# Semantic search with FAISS (PyTorch)

**Reference:** 

[1] This notebook provided by Hugging Face: https://huggingface.co/learn/llm-course/en/chapter5/6

[2] FAISS: https://github.com/facebookresearch/faiss/wiki/Getting-started

Install the Transformers, Datasets, and Evaluate libraries to run this notebook.

# Data processing

In [3]:
# ! pip install datasets evaluate transformers[sentencepiece]

# reference:
# [1] https://stackoverflow.com/questions/58957169/faiss-error-could-not-find-a-version-that-satisfies-the-requirement-faiss-from/58957380
# [1] Self-summary: 
#   1.1 Python version too high (for example: 3.13 has problem with installing faiss)
#   1.2 must state the cuda version explicitly while installing faiss -> (after install torch) check 'nvidia-...' version in  `conda list > requirement.txt` 
# ! pip install faiss-gpu-cu12 # 

In [4]:
from datasets import load_dataset

issues_dataset = load_dataset("lewtun/github-issues", split="train")
issues_dataset

  from .autonotebook import tqdm as notebook_tqdm
Repo card metadata block was not found. Setting CardData to empty.


Dataset({
    features: ['url', 'repository_url', 'labels_url', 'comments_url', 'events_url', 'html_url', 'id', 'node_id', 'number', 'title', 'user', 'labels', 'state', 'locked', 'assignee', 'assignees', 'milestone', 'comments', 'created_at', 'updated_at', 'closed_at', 'author_association', 'active_lock_reason', 'pull_request', 'body', 'timeline_url', 'performed_via_github_app', 'is_pull_request'],
    num_rows: 3019
})

In [5]:
issues_dataset = issues_dataset.filter(
    lambda x: (x["is_pull_request"] == False and len(x["comments"]) > 0)
)
issues_dataset

Filter:   0%|          | 0/3019 [00:00<?, ? examples/s]

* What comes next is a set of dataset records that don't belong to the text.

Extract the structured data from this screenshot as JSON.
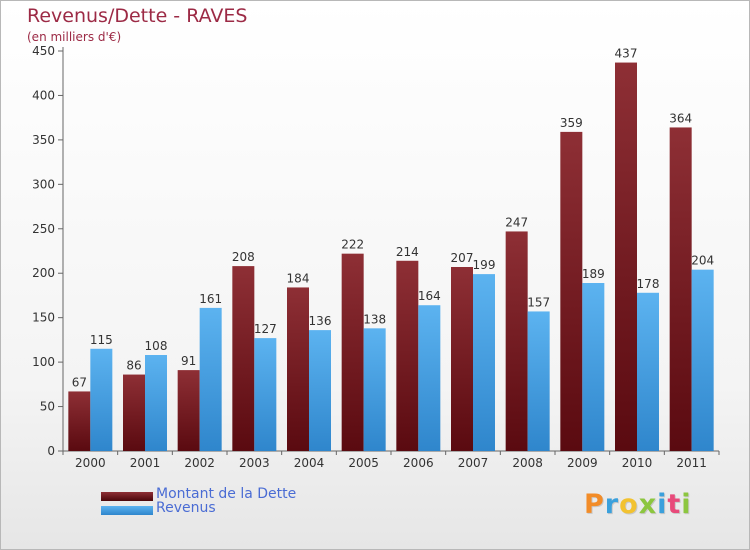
{
  "title": "Revenus/Dette - RAVES",
  "subtitle": "(en milliers d'€)",
  "colors": {
    "title": "#9c2a45",
    "dette": "#7a1e26",
    "revenus": "#4aa3e6",
    "legend_text": "#4a6cd4"
  },
  "legend": {
    "dette": "Montant de la Dette",
    "revenus": "Revenus"
  },
  "logo": {
    "letters": [
      "P",
      "r",
      "o",
      "x",
      "i",
      "t",
      "i"
    ],
    "colors": [
      "#f28c28",
      "#3aa0dc",
      "#f2c230",
      "#8cc63f",
      "#3aa0dc",
      "#e84a7a",
      "#8cc63f"
    ]
  },
  "chart_data": {
    "type": "bar",
    "categories": [
      "2000",
      "2001",
      "2002",
      "2003",
      "2004",
      "2005",
      "2006",
      "2007",
      "2008",
      "2009",
      "2010",
      "2011"
    ],
    "series": [
      {
        "name": "Montant de la Dette",
        "values": [
          67,
          86,
          91,
          208,
          184,
          222,
          214,
          207,
          247,
          359,
          437,
          364
        ]
      },
      {
        "name": "Revenus",
        "values": [
          115,
          108,
          161,
          127,
          136,
          138,
          164,
          199,
          157,
          189,
          178,
          204
        ]
      }
    ],
    "ylim": [
      0,
      450
    ],
    "yticks": [
      0,
      50,
      100,
      150,
      200,
      250,
      300,
      350,
      400,
      450
    ],
    "grid": false,
    "legend_position": "bottom-left"
  }
}
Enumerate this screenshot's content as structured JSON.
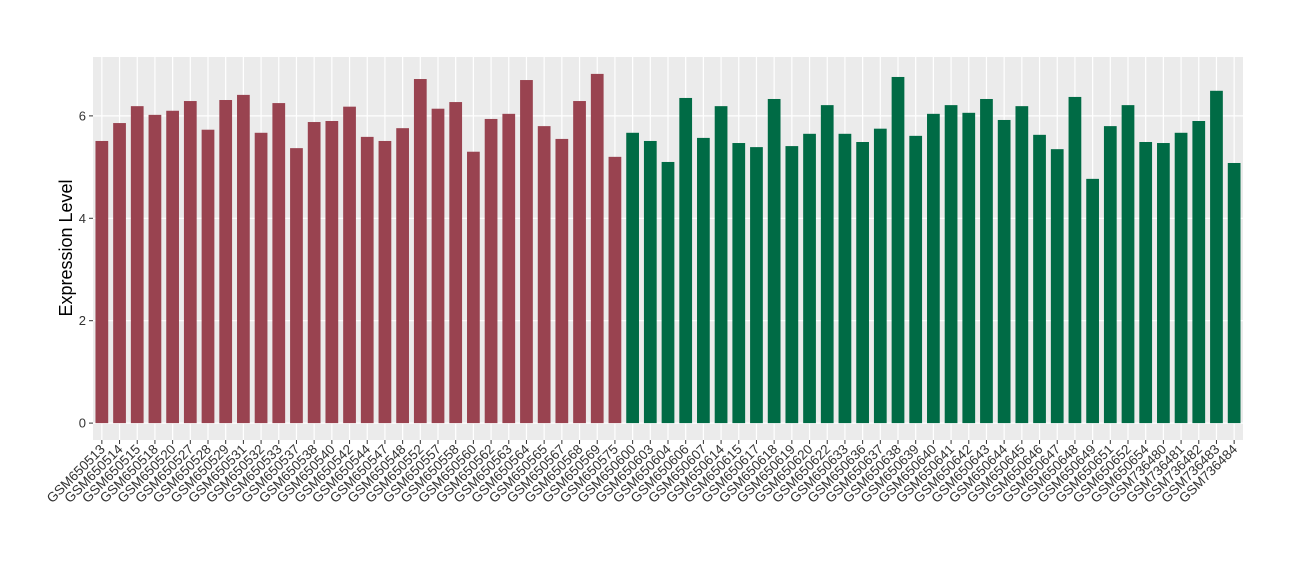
{
  "chart_data": {
    "type": "bar",
    "y_label": "Expression Level",
    "categories": [
      "GSM650513",
      "GSM650514",
      "GSM650515",
      "GSM650518",
      "GSM650520",
      "GSM650527",
      "GSM650528",
      "GSM650529",
      "GSM650531",
      "GSM650532",
      "GSM650533",
      "GSM650537",
      "GSM650538",
      "GSM650540",
      "GSM650542",
      "GSM650544",
      "GSM650547",
      "GSM650548",
      "GSM650552",
      "GSM650557",
      "GSM650558",
      "GSM650560",
      "GSM650562",
      "GSM650563",
      "GSM650564",
      "GSM650565",
      "GSM650567",
      "GSM650568",
      "GSM650569",
      "GSM650575",
      "GSM650600",
      "GSM650603",
      "GSM650604",
      "GSM650606",
      "GSM650607",
      "GSM650614",
      "GSM650615",
      "GSM650617",
      "GSM650618",
      "GSM650619",
      "GSM650620",
      "GSM650622",
      "GSM650633",
      "GSM650636",
      "GSM650637",
      "GSM650638",
      "GSM650639",
      "GSM650640",
      "GSM650641",
      "GSM650642",
      "GSM650643",
      "GSM650644",
      "GSM650645",
      "GSM650646",
      "GSM650647",
      "GSM650648",
      "GSM650649",
      "GSM650651",
      "GSM650652",
      "GSM650654",
      "GSM736480",
      "GSM736481",
      "GSM736482",
      "GSM736483",
      "GSM736484"
    ],
    "values": [
      5.51,
      5.86,
      6.19,
      6.02,
      6.1,
      6.29,
      5.73,
      6.31,
      6.41,
      5.67,
      6.25,
      5.37,
      5.88,
      5.9,
      6.18,
      5.59,
      5.51,
      5.76,
      6.72,
      6.14,
      6.27,
      5.3,
      5.94,
      6.04,
      6.7,
      5.8,
      5.55,
      6.29,
      6.82,
      5.2,
      5.67,
      5.51,
      5.1,
      6.35,
      5.57,
      6.19,
      5.47,
      5.39,
      6.33,
      5.41,
      5.65,
      6.21,
      5.65,
      5.49,
      5.75,
      6.76,
      5.61,
      6.04,
      6.21,
      6.06,
      6.33,
      5.92,
      6.19,
      5.63,
      5.35,
      6.37,
      4.77,
      5.8,
      6.21,
      5.49,
      5.47,
      5.67,
      5.9,
      6.49,
      5.08
    ],
    "colors": [
      "#994350",
      "#994350",
      "#994350",
      "#994350",
      "#994350",
      "#994350",
      "#994350",
      "#994350",
      "#994350",
      "#994350",
      "#994350",
      "#994350",
      "#994350",
      "#994350",
      "#994350",
      "#994350",
      "#994350",
      "#994350",
      "#994350",
      "#994350",
      "#994350",
      "#994350",
      "#994350",
      "#994350",
      "#994350",
      "#994350",
      "#994350",
      "#994350",
      "#994350",
      "#994350",
      "#006b45",
      "#006b45",
      "#006b45",
      "#006b45",
      "#006b45",
      "#006b45",
      "#006b45",
      "#006b45",
      "#006b45",
      "#006b45",
      "#006b45",
      "#006b45",
      "#006b45",
      "#006b45",
      "#006b45",
      "#006b45",
      "#006b45",
      "#006b45",
      "#006b45",
      "#006b45",
      "#006b45",
      "#006b45",
      "#006b45",
      "#006b45",
      "#006b45",
      "#006b45",
      "#006b45",
      "#006b45",
      "#006b45",
      "#006b45",
      "#006b45",
      "#006b45",
      "#006b45",
      "#006b45",
      "#006b45"
    ],
    "ylim": [
      -0.33,
      7.15
    ],
    "yticks": [
      0,
      2,
      4,
      6
    ],
    "grid": true
  }
}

Filter: 100%|██████████| 3019/3019 [00:00<00:00, 8802.79 examples/s]


Dataset({
    features: ['url', 'repository_url', 'labels_url', 'comments_url', 'events_url', 'html_url', 'id', 'node_id', 'number', 'title', 'user', 'labels', 'state', 'locked', 'assignee', 'assignees', 'milestone', 'comments', 'created_at', 'updated_at', 'closed_at', 'author_association', 'active_lock_reason', 'pull_request', 'body', 'timeline_url', 'performed_via_github_app', 'is_pull_request'],
    num_rows: 808
})

> We can see that there are a lot of columns in our dataset, most of which we don’t need to build our search engine. From a search perspective, the most informative columns are `title`, `body`, and `comments`, while `html_url` provides us with a link back to the source issue. Let’s use the `Dataset.remove_columns()` function to drop the rest:  

In [6]:
columns = issues_dataset.column_names
columns_to_keep = ["title", "body", "html_url", "comments"]
columns_to_remove = set(columns_to_keep).symmetric_difference(columns)
issues_dataset = issues_dataset.remove_columns(columns_to_remove)
issues_dataset

Dataset({
    features: ['html_url', 'title', 'comments', 'body'],
    num_rows: 808
})

> To create our embeddings we’ll **augment each comment with the issue’s title and body**, since these fields often include useful contextual information. Because **our comments column is currently a list of comments for each issue**, we need to “`explode`” the column so that **each row consists of an (html_url, title, body, comment) tuple**. In **Pandas** we can do this with the `DataFrame.explode()` function, which creates a new row for each element in a list-like column, while replicating all the other column values. To see this in action, let’s **first switch to the Pandas DataFrame format**:

In [7]:
issues_dataset.set_format("pandas")
df = issues_dataset[:]

In [8]:
df["comments"][0].tolist()

['Cool, I think we can do both :)',
 '@lhoestq now the 2 are implemented.\r\n\r\nPlease note that for the the second protection, finally I have chosen to protect the master branch only from **merge commits** (see update comment above), so no need to disable/re-enable the protection on each release (direct commits, different from merge commits, can be pushed to the remote master branch; and eventually reverted without messing up the repo history).']

In [9]:
comments_df = df.explode("comments", ignore_index=True)
comments_df.head(4)

Unnamed: 0,html_url,title,comments,body
0,https://github.com/huggingface/datasets/issues...,Protect master branch,"Cool, I think we can do both :)",After accidental merge commit (91c55355b634d0d...
1,https://github.com/huggingface/datasets/issues...,Protect master branch,@lhoestq now the 2 are implemented.\r\n\r\nPle...,After accidental merge commit (91c55355b634d0d...
2,https://github.com/huggingface/datasets/issues...,Backwards compatibility broken for cached data...,Hi ! I guess the caching mechanism should have...,## Describe the bug\r\nAfter upgrading to data...
3,https://github.com/huggingface/datasets/issues...,Backwards compatibility broken for cached data...,"If it's easy enough to implement, then yes ple...",## Describe the bug\r\nAfter upgrading to data...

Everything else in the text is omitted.